When I heard the words “College Preparatory School” to describe the new school where I would spend my next five years, I knew that I was in for the long haul. After all, College was the last hurdle to pass over and then I could finally pursue my real passion of writing and put the 9–5 grind of school behind me. It stood to reason that the better I did in high-school, the less time I’d have to spend in College, and the faster I could lunge for my passion.
There was just one problem: Prep Schools, especially ones that follow the International Baccalaureate (IB) standards of education, are very rigorous and hard. These schools take the type of deep learning, the projects that show an application of that learning, and the exams that test you on every aspect of your learning that are all present in College and kick the difficulty up to eleven!

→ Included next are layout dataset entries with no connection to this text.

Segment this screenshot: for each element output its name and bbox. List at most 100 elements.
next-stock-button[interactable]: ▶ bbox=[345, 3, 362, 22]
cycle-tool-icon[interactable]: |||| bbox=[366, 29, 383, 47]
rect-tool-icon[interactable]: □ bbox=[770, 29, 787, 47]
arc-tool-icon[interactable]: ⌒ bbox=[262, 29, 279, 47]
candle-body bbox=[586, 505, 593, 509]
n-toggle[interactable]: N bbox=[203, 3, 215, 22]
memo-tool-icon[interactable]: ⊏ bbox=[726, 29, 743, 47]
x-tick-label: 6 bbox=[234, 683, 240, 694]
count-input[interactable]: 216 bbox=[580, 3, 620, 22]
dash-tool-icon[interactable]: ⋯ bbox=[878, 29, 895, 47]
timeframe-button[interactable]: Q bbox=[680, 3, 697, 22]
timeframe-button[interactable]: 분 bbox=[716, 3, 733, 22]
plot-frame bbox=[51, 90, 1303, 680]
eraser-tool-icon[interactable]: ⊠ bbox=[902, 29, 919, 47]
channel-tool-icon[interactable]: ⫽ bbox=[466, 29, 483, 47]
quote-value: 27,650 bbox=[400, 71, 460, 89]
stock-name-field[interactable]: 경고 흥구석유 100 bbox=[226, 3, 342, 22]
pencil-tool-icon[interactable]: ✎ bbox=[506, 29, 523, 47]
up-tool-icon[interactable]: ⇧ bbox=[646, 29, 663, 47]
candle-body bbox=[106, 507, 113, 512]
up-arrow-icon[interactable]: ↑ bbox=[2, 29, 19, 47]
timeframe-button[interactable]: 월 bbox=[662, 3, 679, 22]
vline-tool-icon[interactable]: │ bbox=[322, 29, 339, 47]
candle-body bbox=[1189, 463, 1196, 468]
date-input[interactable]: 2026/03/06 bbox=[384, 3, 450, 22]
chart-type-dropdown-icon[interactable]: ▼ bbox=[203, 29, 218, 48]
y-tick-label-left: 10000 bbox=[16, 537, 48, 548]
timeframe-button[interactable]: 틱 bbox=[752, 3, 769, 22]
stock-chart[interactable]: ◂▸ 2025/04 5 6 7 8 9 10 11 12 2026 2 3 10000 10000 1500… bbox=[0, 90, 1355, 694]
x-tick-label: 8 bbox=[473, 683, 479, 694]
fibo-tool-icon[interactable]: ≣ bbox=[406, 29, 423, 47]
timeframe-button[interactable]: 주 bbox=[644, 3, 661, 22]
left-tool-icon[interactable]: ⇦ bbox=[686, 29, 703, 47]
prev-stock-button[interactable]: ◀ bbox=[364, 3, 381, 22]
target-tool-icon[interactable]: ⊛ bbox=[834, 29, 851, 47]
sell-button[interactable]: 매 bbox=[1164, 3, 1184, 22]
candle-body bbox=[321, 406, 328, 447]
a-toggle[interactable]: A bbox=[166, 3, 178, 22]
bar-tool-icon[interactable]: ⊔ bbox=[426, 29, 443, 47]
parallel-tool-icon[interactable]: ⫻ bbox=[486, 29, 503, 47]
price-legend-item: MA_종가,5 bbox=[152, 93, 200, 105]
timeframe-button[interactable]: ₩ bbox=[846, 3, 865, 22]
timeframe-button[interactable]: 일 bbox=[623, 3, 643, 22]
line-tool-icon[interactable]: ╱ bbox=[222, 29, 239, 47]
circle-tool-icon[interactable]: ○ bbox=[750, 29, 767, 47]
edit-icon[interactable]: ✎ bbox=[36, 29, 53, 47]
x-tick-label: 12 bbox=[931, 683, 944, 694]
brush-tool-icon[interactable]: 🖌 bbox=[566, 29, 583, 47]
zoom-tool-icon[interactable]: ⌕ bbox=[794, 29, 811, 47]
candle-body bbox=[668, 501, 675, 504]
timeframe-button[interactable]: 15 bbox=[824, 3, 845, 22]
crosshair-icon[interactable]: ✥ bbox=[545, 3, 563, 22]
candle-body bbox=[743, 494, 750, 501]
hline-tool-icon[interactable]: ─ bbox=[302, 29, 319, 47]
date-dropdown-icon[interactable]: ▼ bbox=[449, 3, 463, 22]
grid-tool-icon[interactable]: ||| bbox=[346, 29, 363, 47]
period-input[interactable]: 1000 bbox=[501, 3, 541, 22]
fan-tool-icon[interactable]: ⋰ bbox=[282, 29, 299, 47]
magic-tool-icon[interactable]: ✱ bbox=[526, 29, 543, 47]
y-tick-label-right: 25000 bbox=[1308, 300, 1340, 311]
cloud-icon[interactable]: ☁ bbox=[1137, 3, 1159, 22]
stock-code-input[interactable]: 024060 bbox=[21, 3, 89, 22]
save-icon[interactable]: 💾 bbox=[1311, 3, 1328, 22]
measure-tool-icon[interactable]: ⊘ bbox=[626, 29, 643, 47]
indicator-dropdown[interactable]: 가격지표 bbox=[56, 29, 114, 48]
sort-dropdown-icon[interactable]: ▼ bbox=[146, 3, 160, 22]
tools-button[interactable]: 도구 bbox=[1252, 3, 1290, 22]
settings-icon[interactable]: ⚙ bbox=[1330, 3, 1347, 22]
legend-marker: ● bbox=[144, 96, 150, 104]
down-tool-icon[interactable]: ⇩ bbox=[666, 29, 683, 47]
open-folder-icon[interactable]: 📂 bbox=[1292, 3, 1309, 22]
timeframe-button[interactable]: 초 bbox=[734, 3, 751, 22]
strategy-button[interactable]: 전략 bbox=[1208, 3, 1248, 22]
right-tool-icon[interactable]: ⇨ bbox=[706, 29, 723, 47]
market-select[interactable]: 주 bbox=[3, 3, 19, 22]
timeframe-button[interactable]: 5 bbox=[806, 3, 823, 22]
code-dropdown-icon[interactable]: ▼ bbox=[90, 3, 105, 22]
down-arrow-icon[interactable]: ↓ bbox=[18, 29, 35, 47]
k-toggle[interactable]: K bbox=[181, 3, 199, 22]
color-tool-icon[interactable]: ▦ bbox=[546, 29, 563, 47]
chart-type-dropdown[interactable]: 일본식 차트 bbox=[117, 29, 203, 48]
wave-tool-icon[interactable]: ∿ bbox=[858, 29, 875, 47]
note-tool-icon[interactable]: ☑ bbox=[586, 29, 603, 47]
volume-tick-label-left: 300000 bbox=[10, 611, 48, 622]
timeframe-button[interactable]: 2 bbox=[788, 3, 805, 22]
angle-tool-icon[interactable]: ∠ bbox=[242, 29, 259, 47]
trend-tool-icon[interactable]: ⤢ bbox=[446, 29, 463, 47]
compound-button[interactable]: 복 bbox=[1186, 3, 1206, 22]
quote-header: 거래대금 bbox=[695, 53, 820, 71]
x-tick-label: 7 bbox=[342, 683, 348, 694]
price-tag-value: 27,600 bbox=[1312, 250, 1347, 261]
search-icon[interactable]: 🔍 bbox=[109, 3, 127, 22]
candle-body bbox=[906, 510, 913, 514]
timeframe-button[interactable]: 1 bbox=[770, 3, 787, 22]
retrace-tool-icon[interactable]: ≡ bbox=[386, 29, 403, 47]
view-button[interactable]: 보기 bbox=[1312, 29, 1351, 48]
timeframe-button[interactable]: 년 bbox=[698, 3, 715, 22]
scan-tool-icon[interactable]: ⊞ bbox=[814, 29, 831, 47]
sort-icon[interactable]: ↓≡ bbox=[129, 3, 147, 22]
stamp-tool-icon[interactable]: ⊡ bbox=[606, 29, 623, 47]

On top of all that, the normal aspects of high school (heartbreak, friends, and after-school activities) are also present, and unfortunately, one of those normal aspects is noise.
Now I’m an Asperger suffering, highly sensitive, emotional sponge of an introvert complete with sensitive ears and a heart that is far too big for my chest… so I’m sure you can imagine the effects that a kindergarten through 12th-grade school would have on my body.
Every single day I was stretched like a rubber band, my nerves shot as every sound above a proper inside voice caused me to wince at best and jump out of my skin at worst, or every stressful moment that a friend was having was something I absorbed. Plus, I also had loud teachers, students who didn’t seem to respect the value of a quiet room, the anxiety of getting to my classes on time and making sure I was prepared with homework, and the terror of social interaction and small talk to deal with.
I was literally a nervous wreck, and every day made it a little bit worse until I was practically the first out the door and ready to just breathe and head home so I could have some peace and quiet.
However, it all changed whenever I received my tenth-grade personal project, which was to take something we were passionate about and create a tangible project with it. I decided that I would write a fantasy novel about race relations between humans and elves, making them enemies instead of allies and seeing what effect that would have on a typical fantasy world. I then posted it onto a website called Fictionpress and gave the link to anyone who was interested.
The novel was a success, and while it certainly wasn’t my best work it had proven something to me. I could write a novel people enjoyed to read, and when I posted it online I would get good feedback. So, I wrote a short fantasy story and posted it a few days later and got the same positive response.
As I kept writing, branching out into different genres, and posting my work online, I began to open up to the teachers at the school who had known me so well. They allowed me to write in their rooms whenever I was overwhelmed and understood my differences, working to keep me comfortable.
If a room was too loud, I was allowed to step outside and take a few moments to collect myself. I could skip over loud gatherings and mornings in the gym and stay in an empty room, and some of my teachers and friends were even interested in my work and would trap me in a bubble of relative calm despite how hectic the world was as we took the time to discuss my latest story and tips on writing.
The stress of school was slowly starting to lessen and become easier to manage, and my writing was exploding beyond my wildest dreams… right up until the ‘College’ in College-Prep school began to creep up on me as the 12th-grade end of the year exams began to add even more stress to my shoulders.
The whole point of doing well on these beyond stressful exams was to get points to do better in college, and soon our College counselor was speaking to all of us about what college we wanted to go too. Everything from college essays, to the scores we needed to make on the IB exams to get in, to who we needed to contact within the college to get more information.
The main problem was that I had no idea where or what I wanted to go and do for college because I was having more than enough trouble getting through a day and figuring out how to survive a class or deal with a teacher. So, while everyone else was plotting out their future, I was trying to get a handle on my present and just make it to the end of the year.
As I dealt with the stress of everything that was going on, I began to research how to be a full-time writer. That’s what I wanted to do after College and I knew that I was a good writer and could write things people enjoyed, so when I discovered Freelancing near the end of the year, I was beyond ecstatic. I discovered a life where I could control my income, control my time, and communicate with most people through email. It was the perfect job for an introvert, and after talking to my parents about it I began to research how lucrative it was.
When I found out that Freelancing was not only a lucrative career choice but that people were living comfortable lives by simply writing about their passions and making good constant money off of it, I faced a choice.
I could either go through the stressors of high-school all over again in college, this time in a completely new environment with new people, classes, and assignments where my only way to make money would be going a job I hated. Or I could control my time, money, and environment while seizing my dream with both hands and taking the first step towards becoming a full-time writer.
I ended up choosing the latter, and one year in I am doing pretty well.
The college prep school I went too didn’t make me want to go to college or make me want to overly excel in my studies, and it’s given me some issues I’m still dealing with today. Despite all of that, it did help me find and follow my dream, and for me, that’s more than enough to thank it for changing my life.